When Parker came Toro dispensaryAnd Martin Shield has narrowed down the cause of his stroke to protein S deficiency, a rare genetic disorder that can cause blood clots.
Parker said knowing the signs of a stroke and acting quickly are crucial to surviving a stroke.
“Time is everything: The sooner you can get the right treatment, the faster you will be on the road to recovery, and the better you will recover,” Parker said.
“It is important to live a life of preparation, not fear,” said Martin Schild. “And being prepared means that you do everything you can to minimize your risk.”
Preventive measures include taking medications prescribed by health providers and calling 911 if things get worse.
Megan McKee, a 14-year-old physical therapist who lives in North Carolina, also had her symptoms early on. McKee had a patent foramen ovale (PFO), a hole between the left and right upper chambers of the heart. So she informed her husband of the possibility of a stroke and the signs and symptoms of BE-FAST that she had read StrokeAwareness.com.

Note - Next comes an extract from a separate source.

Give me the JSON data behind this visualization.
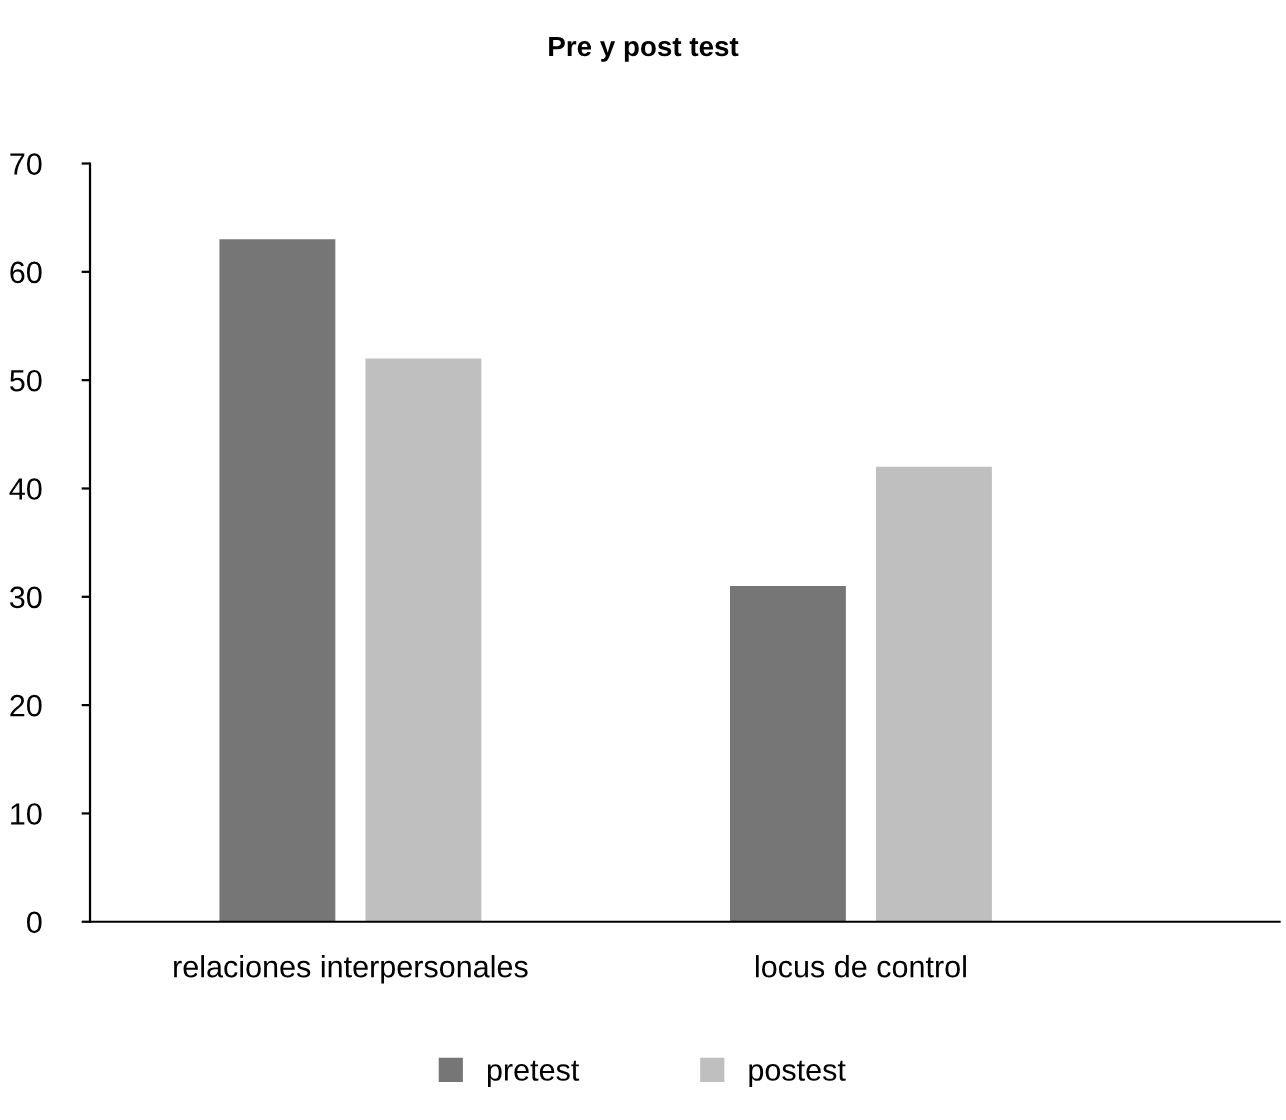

“I always knew the possibility, but I also thought, you know, I’m young, I’m active, I’m healthy. I’m doing the right thing so that it doesn’t happen to me,” McKee said.
At the age of 31, the stroke came as a complete surprise. When Mackie was watching a movie with her husband, she struggled to reach for a water bottle. Her left hand fluttered the desk. Maki then grabbed the bottle with his right hand and choked it with water. Her husband noticed that her gait was strange when she got up and called 911.
She said, “I actually couldn’t even recognize the symptoms in myself at that moment — that my entire left arm was flat, hanging down at my side.” I couldn’t move my left leg. I was dragging her behind me.”
The hospital was only 4 miles away. Maki stayed in the hospital for 4 days and underwent surgery to close the hole in her heart. From her experience as a naturopath, she treated women who had a postpartum stroke, and knew that treatments such as surgery focus on avoiding a second stroke.
McKee also received speech therapy, occupational therapy, and physical therapy. Within a week, her symptoms were gone.
“To this day, I have impotence, I have decreased strength in my hands and feet, and then my smile is still not entirely symmetrical,” McKee said. “But other than that, you know, I was very, very lucky.”
Seven years after the stroke, McKee gave birth to two daughters. Sharing his insights into surviving a stroke, McKee said, “Time is the brain. As with every passing minute, there can be more damage that can be done to your brain; your whole body is controlled by your brain. And when I say that, I mean your ability.” To walk, to stand, to speak, to think, to have your perception and your memory.”
She said delays can often lead to disability.
Martin Shield said early treatment and access to critical rehabilitation services lead to a good recovery from stroke. However, she said there are disparities in patient access to both.
“Depending on your insurance company, whether they fund inpatient rehabilitation, for example,” said Martin Schild. “It depends on where you are from, whether there are any rehab facilities in your area, or whether you are physically separated from your family sometimes by hundreds of miles while you are in major rehab.”
She said people who can count on a support team are doing the best they can at any age when a stroke occurs.
We need more public health work and more resources dedicated to it. “This will be where we have the most impact,” said Leslie Mazoe. He recommended following a diet that reduces intake of salt, sugar and animal products and avoiding smoking.